= Third-party access =

Third party access policies require owners of natural monopoly infrastructure facilities to grant access to those facilities to parties other than their own customers, usually competitors in the provision of the relevant services, on commercial terms comparable to those that would apply in a competitive market.

==Australia==
Third party access policies play an important role in Australia's National Competition Policy, and are applied to "essential infrastructure which cannot be economically duplicated", including gas networks, electricity transmission and distribution grids, water transportation and sewerage networks, telecommunications networks, rail networks, ports, and airports.
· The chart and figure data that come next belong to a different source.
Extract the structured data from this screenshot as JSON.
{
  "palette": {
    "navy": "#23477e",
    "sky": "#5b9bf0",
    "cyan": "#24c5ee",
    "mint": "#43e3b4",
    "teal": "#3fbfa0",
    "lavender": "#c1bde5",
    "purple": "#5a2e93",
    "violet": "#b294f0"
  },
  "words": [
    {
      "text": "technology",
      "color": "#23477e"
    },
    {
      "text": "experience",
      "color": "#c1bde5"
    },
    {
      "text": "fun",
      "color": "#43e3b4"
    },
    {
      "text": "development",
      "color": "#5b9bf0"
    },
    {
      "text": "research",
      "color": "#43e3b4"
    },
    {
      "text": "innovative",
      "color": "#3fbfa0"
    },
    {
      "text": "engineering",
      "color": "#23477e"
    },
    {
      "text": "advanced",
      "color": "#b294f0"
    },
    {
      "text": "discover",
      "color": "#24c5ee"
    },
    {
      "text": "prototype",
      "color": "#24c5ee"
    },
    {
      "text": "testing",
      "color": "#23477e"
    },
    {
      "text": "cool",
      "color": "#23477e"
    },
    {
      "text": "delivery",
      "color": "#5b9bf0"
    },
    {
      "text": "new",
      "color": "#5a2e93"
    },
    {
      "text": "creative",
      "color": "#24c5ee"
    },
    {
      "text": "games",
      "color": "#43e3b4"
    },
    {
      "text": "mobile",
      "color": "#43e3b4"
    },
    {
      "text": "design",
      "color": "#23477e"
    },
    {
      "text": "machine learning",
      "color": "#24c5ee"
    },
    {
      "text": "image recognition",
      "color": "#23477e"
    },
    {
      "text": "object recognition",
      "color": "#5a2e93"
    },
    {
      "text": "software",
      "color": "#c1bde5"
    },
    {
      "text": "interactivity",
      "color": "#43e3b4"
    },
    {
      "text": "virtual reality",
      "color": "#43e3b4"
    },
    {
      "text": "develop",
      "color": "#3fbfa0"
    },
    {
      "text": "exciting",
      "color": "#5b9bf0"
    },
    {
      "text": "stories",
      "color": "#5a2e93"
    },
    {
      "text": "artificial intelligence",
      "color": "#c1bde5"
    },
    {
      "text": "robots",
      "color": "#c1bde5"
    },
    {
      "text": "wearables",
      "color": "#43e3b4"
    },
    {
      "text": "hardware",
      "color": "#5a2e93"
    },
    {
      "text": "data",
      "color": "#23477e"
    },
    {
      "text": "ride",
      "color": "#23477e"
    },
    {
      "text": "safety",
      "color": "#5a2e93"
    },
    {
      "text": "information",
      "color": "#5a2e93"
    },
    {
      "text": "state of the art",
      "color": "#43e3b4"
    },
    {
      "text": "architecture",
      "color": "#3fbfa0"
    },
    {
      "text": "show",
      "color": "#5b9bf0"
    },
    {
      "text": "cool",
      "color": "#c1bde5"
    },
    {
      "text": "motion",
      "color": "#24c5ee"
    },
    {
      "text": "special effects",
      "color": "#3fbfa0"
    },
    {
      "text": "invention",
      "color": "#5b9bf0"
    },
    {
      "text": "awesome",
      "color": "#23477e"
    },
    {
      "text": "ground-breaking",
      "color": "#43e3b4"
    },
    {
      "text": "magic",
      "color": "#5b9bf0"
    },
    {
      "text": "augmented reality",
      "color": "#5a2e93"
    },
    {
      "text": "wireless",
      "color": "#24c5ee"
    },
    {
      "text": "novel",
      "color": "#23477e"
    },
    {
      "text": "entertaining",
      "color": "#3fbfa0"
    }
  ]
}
One complication in Australia is that water is generally retailed at "postage stamp" or statewide prices for social equity reasons, to ensure that rural, regional, and remote customers do not pay more than urban customers for their water. Under these prices, low-volume, high-cost remote customers cross-subsidise high-volume, low-cost urban customers. As the prices are not cost-reflective, except in a system-wide sense, they cannot be considered commercial or competitive.

==United States==
The third-party access right (‘TPA’) in the energy market context is the idea that in certain circumstances economically independent undertakings operating in the energy sector should have a legally enforceable right to access and use various energy network facilities owned by other companies.

==Europe==
The Internal Market in Electricity Directive envisage the third-party access right as a crucial element of organisation of access to the energy infrastructure system in Europe and as the main instrument for opening the Internal Energy Market to competition.